Figure 4 is an example of a zoning and transition diagram showing the personnel flows, material flows, and airflows for several processing suite con-figurations within the context of a facility. Looking at the diagram from left to right, both flexibility and cost to build increase. A strong understanding of the underlying requirements of the facility and potential processes is necessary to choose a layout that has the right amount of flexibility while minimizing unnecessary expense. Note the “bubble” airlock entrances and “sink” airlock exits to the production suites and how these line up with potential biosafety boundaries (dashed red lines).

Case Study Review

Now that layouts that fit within the context of the rest of our facility have been established, it’s time to review the goals established in our CMO case study and how they have been addressed.

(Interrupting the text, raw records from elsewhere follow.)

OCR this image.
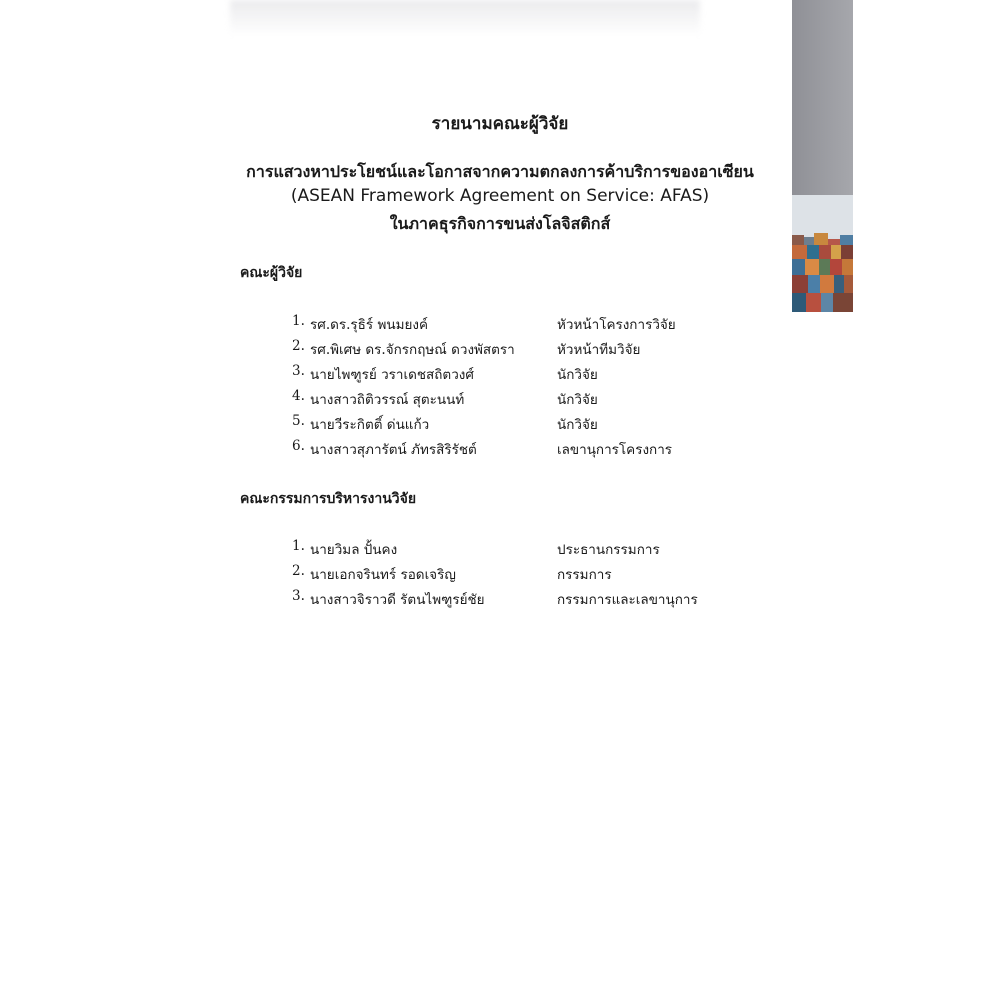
รายนามคณะผู้วิจัย
การแสวงหาประโยชน์และโอกาสจากความตกลงการค้าบริการของอาเซียน
(ASEAN Framework Agreement on Service: AFAS)
ในภาคธุรกิจการขนส่งโลจิสติกส์
คณะผู้วิจัย
1. รศ.ดร.รุธิร์ พนมยงค์	หัวหน้าโครงการวิจัย
2. รศ.พิเศษ ดร.จักรกฤษณ์ ดวงพัสตรา	หัวหน้าทีมวิจัย
3. นายไพฑูรย์ วราเดชสถิตวงศ์	นักวิจัย
4. นางสาวถิติวรรณ์ สุตะนนท์	นักวิจัย
5. นายวีระกิตติ์ ด่นแก้ว	นักวิจัย
6. นางสาวสุภารัตน์ ภัทรสิริรัชต์	เลขานุการโครงการ
คณะกรรมการบริหารงานวิจัย
1. นายวิมล ปั้นคง	ประธานกรรมการ
2. นายเอกจรินทร์ รอดเจริญ	กรรมการ
3. นางสาวจิราวดี รัตนไพฑูรย์ชัย	กรรมการและเลขานุการ
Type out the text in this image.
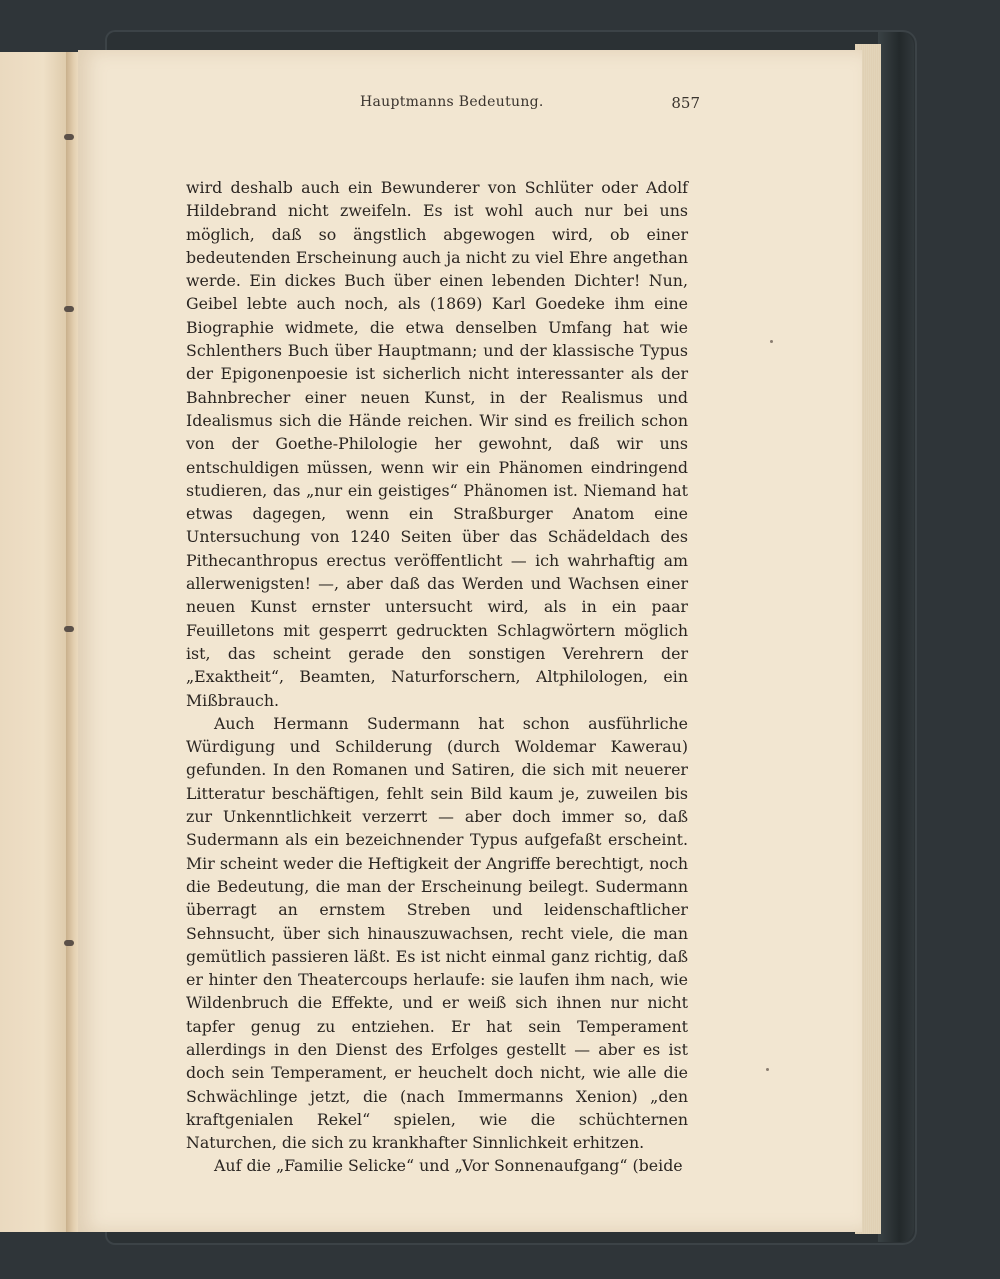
Hauptmanns Bedeutung.	857

wird deshalb auch ein Bewunderer von Schlüter oder Adolf Hildebrand nicht zweifeln. Es ist wohl auch nur bei uns möglich, daß so ängstlich abgewogen wird, ob einer bedeutenden Erscheinung auch ja nicht zu viel Ehre angethan werde. Ein dickes Buch über einen lebenden Dichter! Nun, Geibel lebte auch noch, als (1869) Karl Goedeke ihm eine Biographie widmete, die etwa denselben Umfang hat wie Schlenthers Buch über Hauptmann; und der klassische Typus der Epigonenpoesie ist sicherlich nicht interessanter als der Bahnbrecher einer neuen Kunst, in der Realismus und Idealismus sich die Hände reichen. Wir sind es freilich schon von der Goethe-Philologie her gewohnt, daß wir uns entschuldigen müssen, wenn wir ein Phänomen eindringend studieren, das „nur ein geistiges“ Phänomen ist. Niemand hat etwas dagegen, wenn ein Straßburger Anatom eine Untersuchung von 1240 Seiten über das Schädeldach des Pithecanthropus erectus veröffentlicht — ich wahrhaftig am allerwenigsten! —, aber daß das Werden und Wachsen einer neuen Kunst ernster untersucht wird, als in ein paar Feuilletons mit gesperrt gedruckten Schlagwörtern möglich ist, das scheint gerade den sonstigen Verehrern der „Exaktheit“, Beamten, Naturforschern, Altphilologen, ein Mißbrauch.

Auch Hermann Sudermann hat schon ausführliche Würdigung und Schilderung (durch Woldemar Kawerau) gefunden. In den Romanen und Satiren, die sich mit neuerer Litteratur beschäftigen, fehlt sein Bild kaum je, zuweilen bis zur Unkenntlichkeit verzerrt — aber doch immer so, daß Sudermann als ein bezeichnender Typus aufgefaßt erscheint. Mir scheint weder die Heftigkeit der Angriffe berechtigt, noch die Bedeutung, die man der Erscheinung beilegt. Sudermann überragt an ernstem Streben und leidenschaftlicher Sehnsucht, über sich hinauszuwachsen, recht viele, die man gemütlich passieren läßt. Es ist nicht einmal ganz richtig, daß er hinter den Theatercoups herlaufe: sie laufen ihm nach, wie Wildenbruch die Effekte, und er weiß sich ihnen nur nicht tapfer genug zu entziehen. Er hat sein Temperament allerdings in den Dienst des Erfolges gestellt — aber es ist doch sein Temperament, er heuchelt doch nicht, wie alle die Schwächlinge jetzt, die (nach Immermanns Xenion) „den kraftgenialen Rekel“ spielen, wie die schüchternen Naturchen, die sich zu krankhafter Sinnlichkeit erhitzen.

Auf die „Familie Selicke“ und „Vor Sonnenaufgang“ (beide
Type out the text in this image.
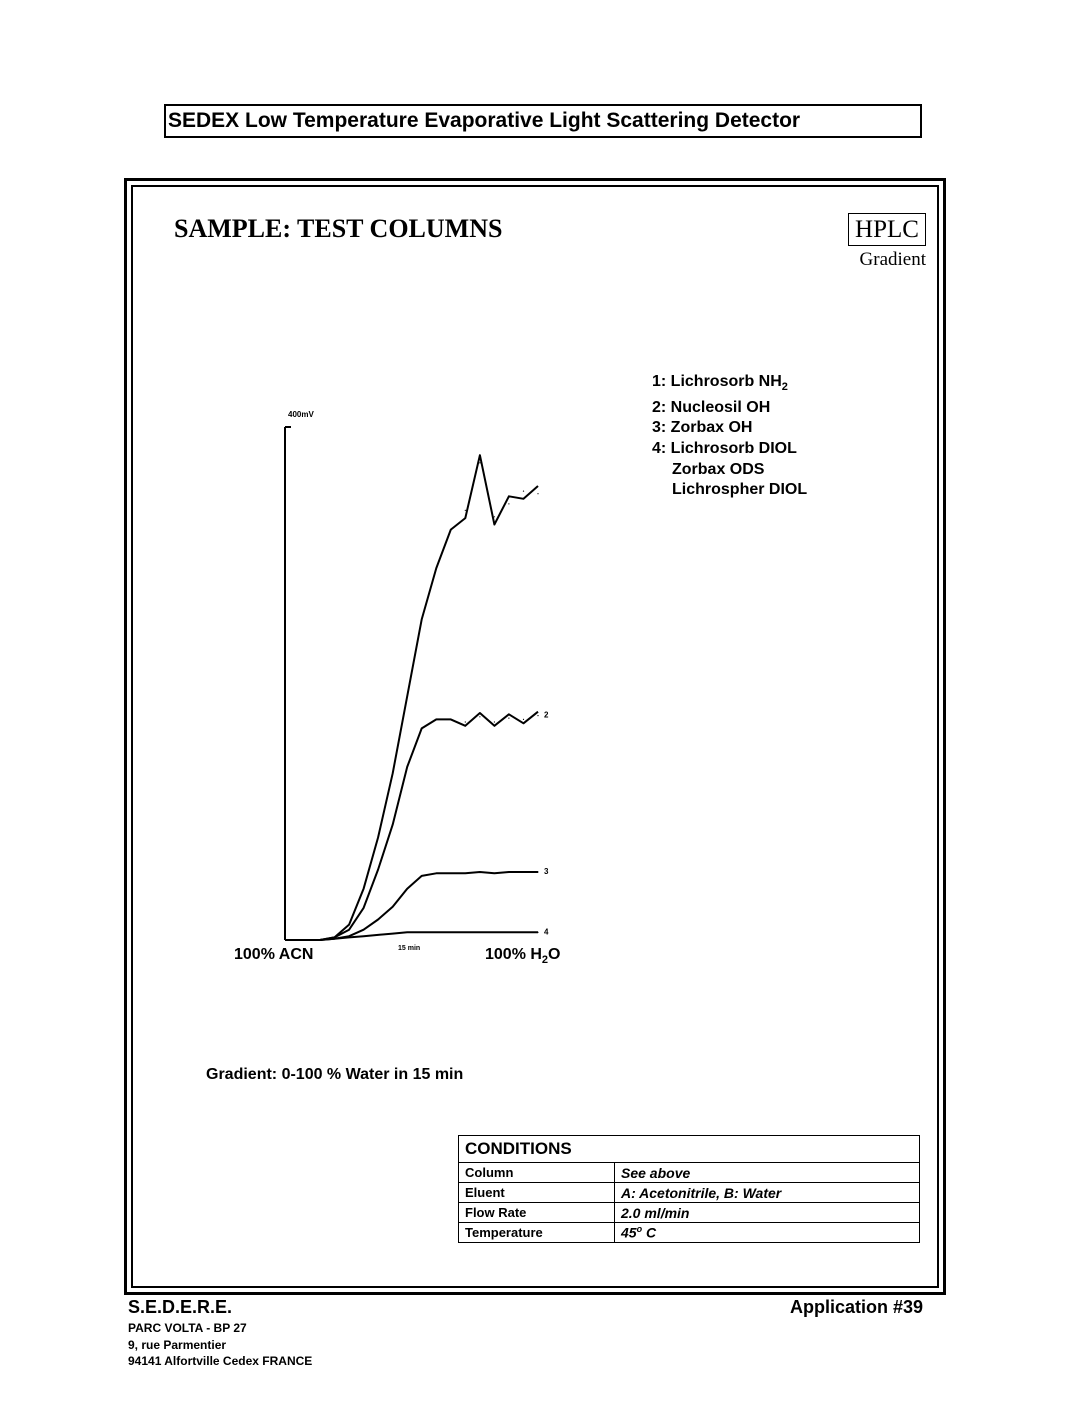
SEDEX Low Temperature Evaporative Light Scattering Detector
SAMPLE: TEST COLUMNS	HPLC
Gradient
1: Lichrosorb $NH_2$
2: Nucleosil OH
3: Zorbax OH
4: Lichrosorb DIOL
Zorbax ODS
Lichrospher DIOL
400mV
15 min
2
3
4
100% ACN	100% $H_2O$
Gradient: 0-100 % Water in 15 min
CONDITIONS	
Column	See above
Eluent	A: Acetonitrile, B: Water
Flow Rate	2.0 ml/min
Temperature	45$^o$ C
S.E.D.E.R.E.
PARC VOLTA - BP 27
9, rue Parmentier
94141 Alfortville Cedex FRANCE
Application #39
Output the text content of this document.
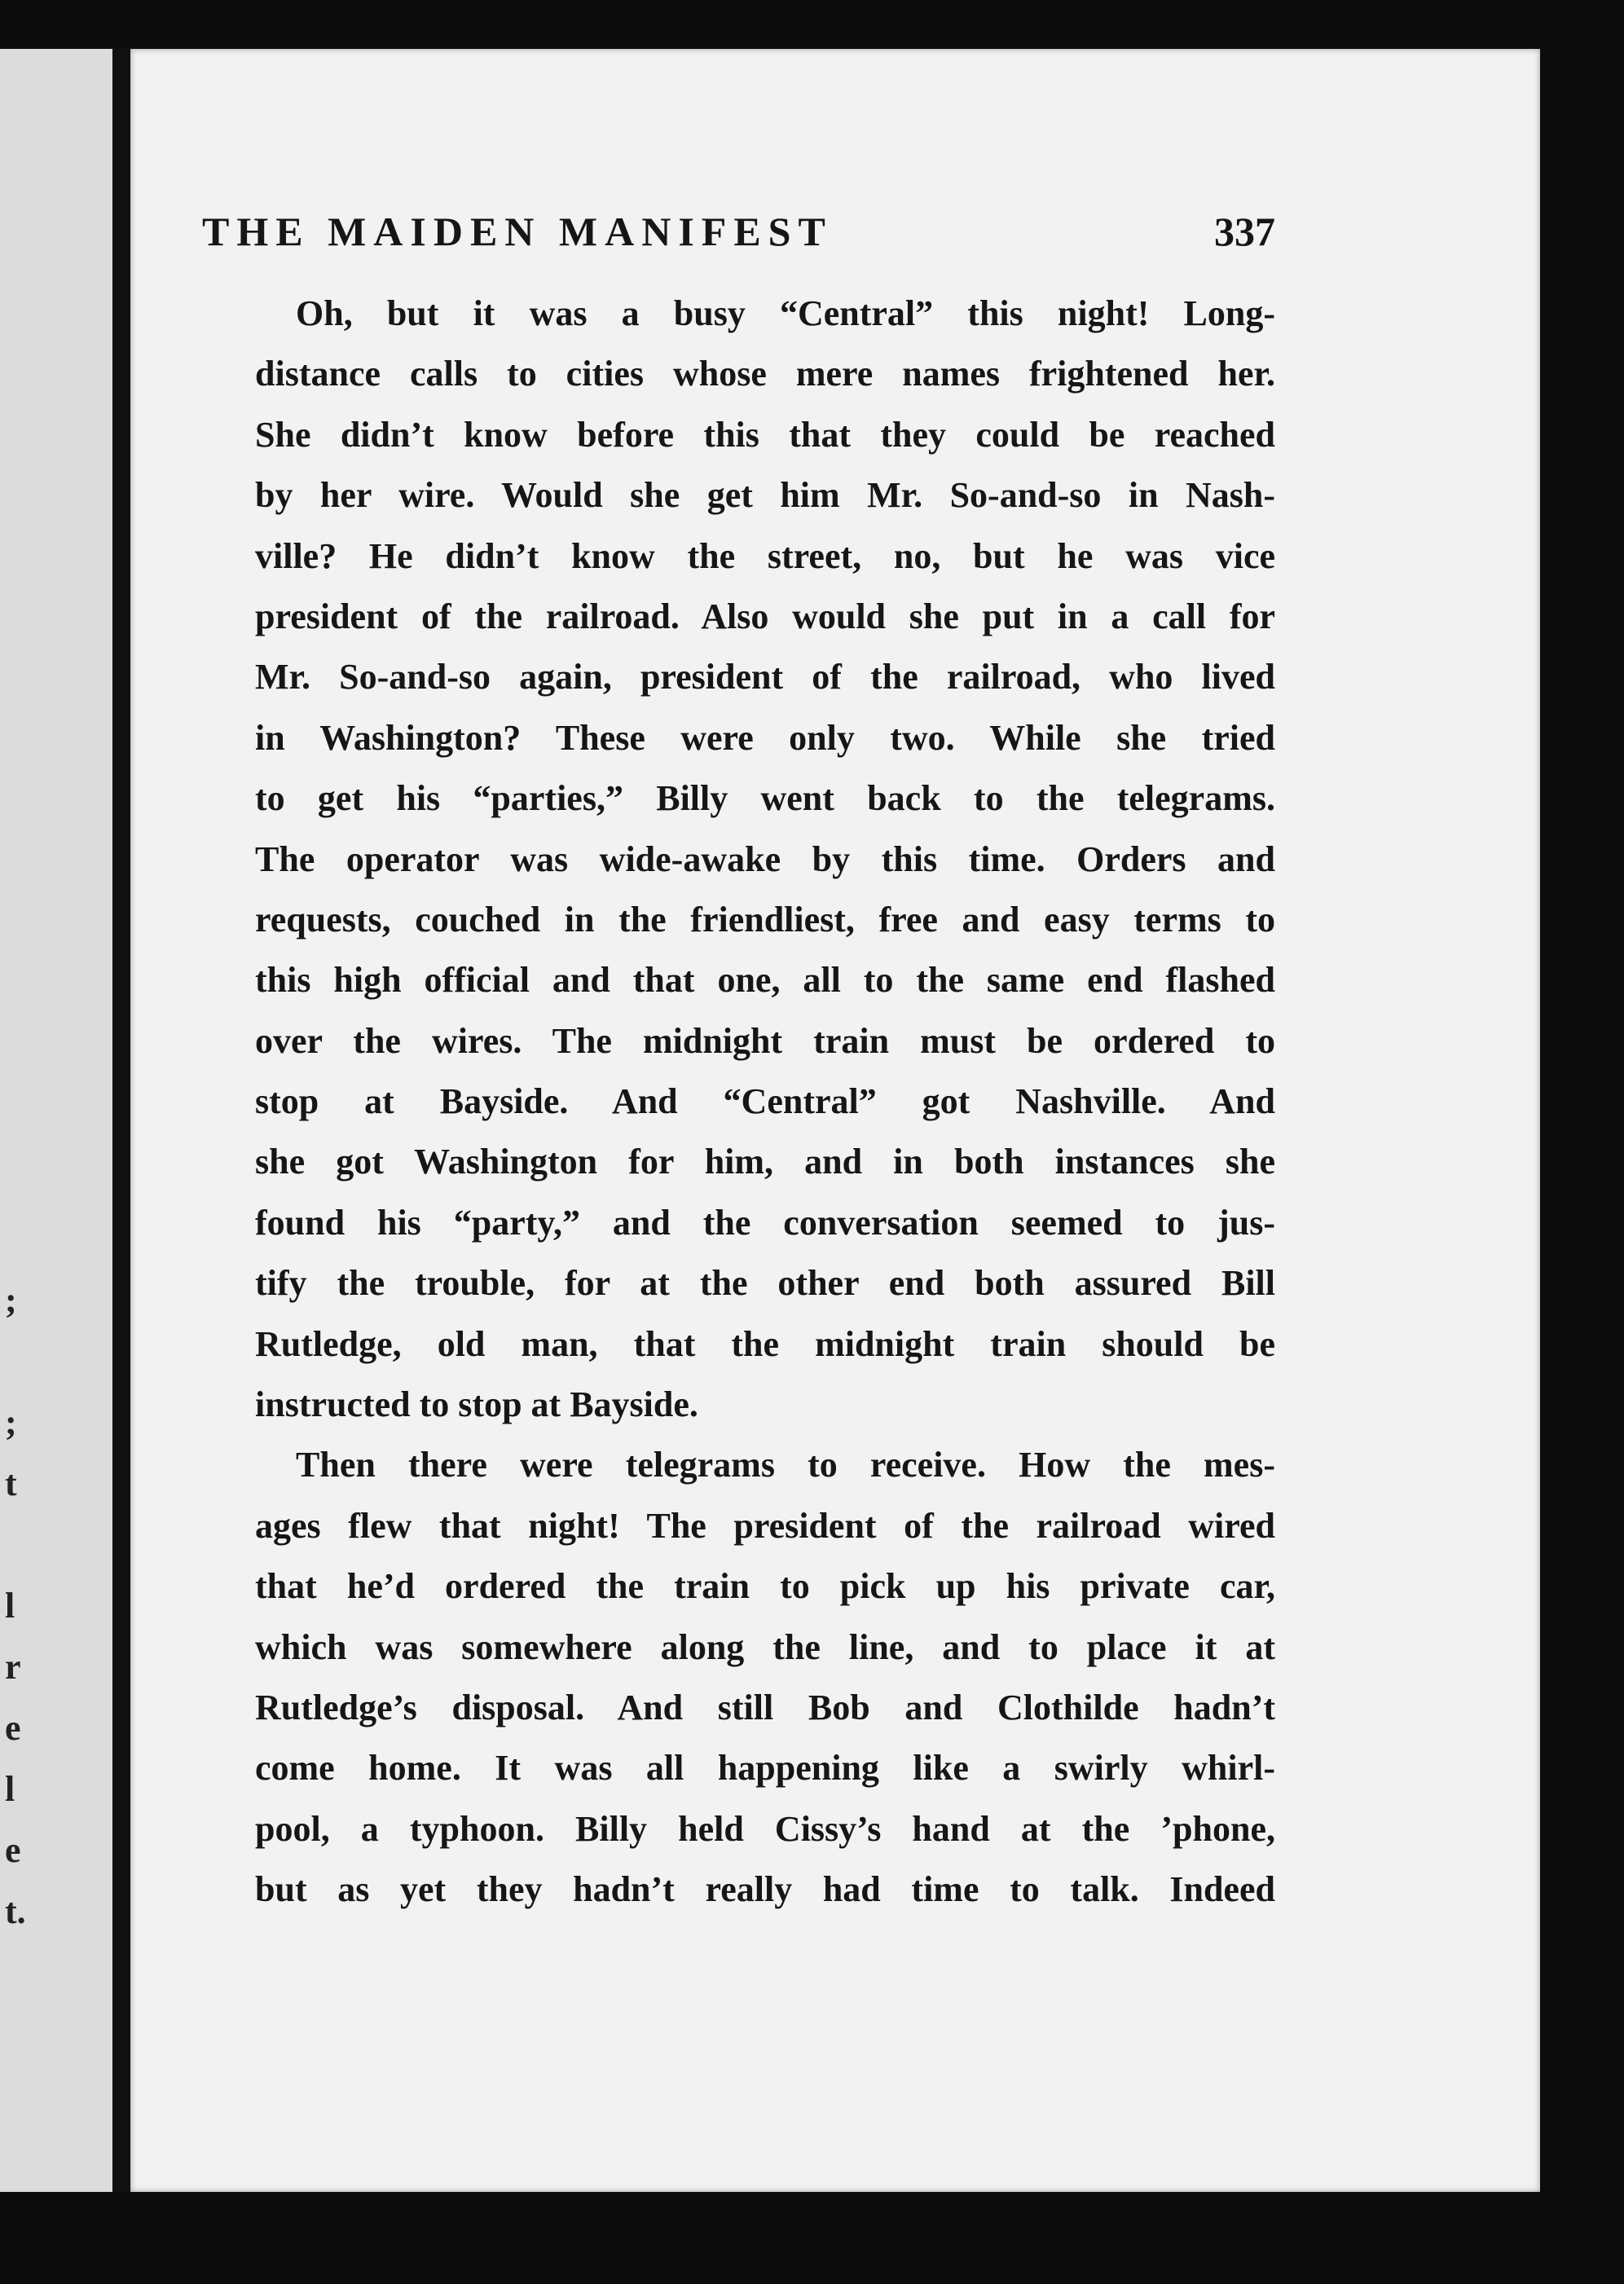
;
;
t
l
r
e
l
e
t.
THE MAIDEN MANIFEST	337
Oh, but it was a busy “Central” this night! Long-
distance calls to cities whose mere names frightened her.
She didn’t know before this that they could be reached
by her wire. Would she get him Mr. So-and-so in Nash-
ville? He didn’t know the street, no, but he was vice
president of the railroad. Also would she put in a call for
Mr. So-and-so again, president of the railroad, who lived
in Washington? These were only two. While she tried
to get his “parties,” Billy went back to the telegrams.
The operator was wide-awake by this time. Orders and
requests, couched in the friendliest, free and easy terms to
this high official and that one, all to the same end flashed
over the wires. The midnight train must be ordered to
stop at Bayside. And “Central” got Nashville. And
she got Washington for him, and in both instances she
found his “party,” and the conversation seemed to jus-
tify the trouble, for at the other end both assured Bill
Rutledge, old man, that the midnight train should be
instructed to stop at Bayside.
Then there were telegrams to receive. How the mes-
ages flew that night! The president of the railroad wired
that he’d ordered the train to pick up his private car,
which was somewhere along the line, and to place it at
Rutledge’s disposal. And still Bob and Clothilde hadn’t
come home. It was all happening like a swirly whirl-
pool, a typhoon. Billy held Cissy’s hand at the ’phone,
but as yet they hadn’t really had time to talk. Indeed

• The facility is flexible enough to handle multiple products:
  • Biosafety has been considered in the HVAC design, waste flows, and decontamination steps.
  • Cross contamination has been addressed with the use of closed process technologies, single-use equipment, HVAC design, and room changeover procedures.
  • Utility panels are provided in optimized locations to support future flexibility.
• The facility can handle both autologous and allogeneic processes:
  • The automation designs considered make robust traceability and cold chain possible for autologous products.
  • Materials flows have been considered and are optimized for unidirectional flow as much as possible.
  • Support rooms are designed in such a way that they allow for optimized material and personnel flows.
• The facility can handle both open and closed processing:
  • A Grade B suite is capable of working with both open and closed processes and can be designed to be requalified to Grade C, if necessary, in the future. If optimum flexibility is required, as in the case of our CMO, the suites must be designed to Grade B. If less flexibility is acceptable, a mix of Grade B and Grade C suites can be considered.

Although not every cell therapy process is amendable to this type of flexible facility design, the principles are still applicable in most situations, and especially in those cases where multiple products are manufactured in the same facility.